Saturday, Oct. 10, features a full day of panel discussions that include presentations by scholars from England, India, Iran, Israel, Italy, Nigeria, South Africa, the Netherlands, and the United States. More than a dozen specialized topics will be explored during the symposium, including: Theories and Models of Genocide; Genocide and Colonialism; Holocaust Perpetrators and Victims; The Holocaust in Historical and Legal Perspective; Resistance, Rescue, and Resilience in Response to Genocide; and Can Genocides Be Prevented?

There is also a Saturday morning workshop for teachers, “Using Role-Immersion Games to Help Students Understand Issues of Genocide and Humanitarian Intervention.” The international scholars and historians include Bryant University Professor of Legal Studies Michael Bryant, Ph.D., J.D., one of the foremost authorities on the Holocaust and the law.
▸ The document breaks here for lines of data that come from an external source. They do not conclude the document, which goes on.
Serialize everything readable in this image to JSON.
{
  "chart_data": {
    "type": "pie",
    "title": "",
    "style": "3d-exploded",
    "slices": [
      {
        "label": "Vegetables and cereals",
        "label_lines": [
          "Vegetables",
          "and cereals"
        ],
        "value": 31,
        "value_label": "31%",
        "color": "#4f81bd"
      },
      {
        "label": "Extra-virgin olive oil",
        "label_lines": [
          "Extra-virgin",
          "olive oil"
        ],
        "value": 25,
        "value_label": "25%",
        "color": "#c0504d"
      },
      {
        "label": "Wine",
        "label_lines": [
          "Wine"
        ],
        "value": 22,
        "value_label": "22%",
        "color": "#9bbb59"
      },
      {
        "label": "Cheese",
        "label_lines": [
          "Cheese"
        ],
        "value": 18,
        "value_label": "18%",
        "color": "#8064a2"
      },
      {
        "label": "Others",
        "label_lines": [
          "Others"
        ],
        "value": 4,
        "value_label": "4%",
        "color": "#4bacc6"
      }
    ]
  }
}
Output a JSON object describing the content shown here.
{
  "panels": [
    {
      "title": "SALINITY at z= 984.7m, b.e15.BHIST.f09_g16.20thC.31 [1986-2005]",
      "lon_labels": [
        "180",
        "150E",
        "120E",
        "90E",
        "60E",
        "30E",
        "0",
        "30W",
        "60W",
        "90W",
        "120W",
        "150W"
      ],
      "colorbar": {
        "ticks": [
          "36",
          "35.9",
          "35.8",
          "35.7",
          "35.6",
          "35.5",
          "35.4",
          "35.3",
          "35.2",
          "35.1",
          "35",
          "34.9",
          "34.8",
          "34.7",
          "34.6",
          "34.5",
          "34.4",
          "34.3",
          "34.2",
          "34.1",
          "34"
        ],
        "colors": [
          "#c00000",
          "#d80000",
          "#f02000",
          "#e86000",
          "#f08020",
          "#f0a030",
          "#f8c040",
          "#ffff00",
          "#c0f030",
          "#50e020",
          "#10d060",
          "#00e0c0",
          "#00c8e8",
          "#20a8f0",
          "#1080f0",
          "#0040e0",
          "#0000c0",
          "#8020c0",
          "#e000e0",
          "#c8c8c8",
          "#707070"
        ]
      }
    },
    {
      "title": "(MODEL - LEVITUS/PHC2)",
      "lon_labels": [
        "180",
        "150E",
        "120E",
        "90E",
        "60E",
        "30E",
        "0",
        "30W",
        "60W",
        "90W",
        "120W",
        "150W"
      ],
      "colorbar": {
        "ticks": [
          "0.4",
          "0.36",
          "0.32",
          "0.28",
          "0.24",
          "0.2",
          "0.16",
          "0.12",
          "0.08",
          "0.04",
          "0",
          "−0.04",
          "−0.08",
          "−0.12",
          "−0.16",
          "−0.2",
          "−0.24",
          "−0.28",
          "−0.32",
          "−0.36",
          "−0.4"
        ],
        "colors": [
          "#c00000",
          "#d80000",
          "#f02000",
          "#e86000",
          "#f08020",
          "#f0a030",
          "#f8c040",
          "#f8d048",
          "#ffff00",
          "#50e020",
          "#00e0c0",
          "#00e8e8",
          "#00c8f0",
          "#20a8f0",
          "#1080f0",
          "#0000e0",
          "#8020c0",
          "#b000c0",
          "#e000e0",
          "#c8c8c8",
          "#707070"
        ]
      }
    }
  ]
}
His latest book, Eyewitness to Genocide: The Operation Reinhard Death Camp Trials, was honored with the U.S. National Section of L’Association Internationale de Droit Pénal 2014 Book of the Year Award. He is also the author of Confronting the “Good Death:” Nazi Euthanasia on Trial, and numerous articles on the postwar adjudication of Nazi-era crimes. Dr. Bryant's third book, A World History of War Crimes, will be published in the fall by Bloomsbury Press (London).

The Genocide in World History symposium commemorates the 100th anniversary of the beginning of the Armenian Genocide, the 70th anniversary of the liberation of Nazi death camps, and the 20th anniversary of the Srebrenica Genocide. It is co-sponsored by the New England Regional World History Association, the Mid-Atlantic World History Association, and the Department of History and Social Sciences at Bryant University.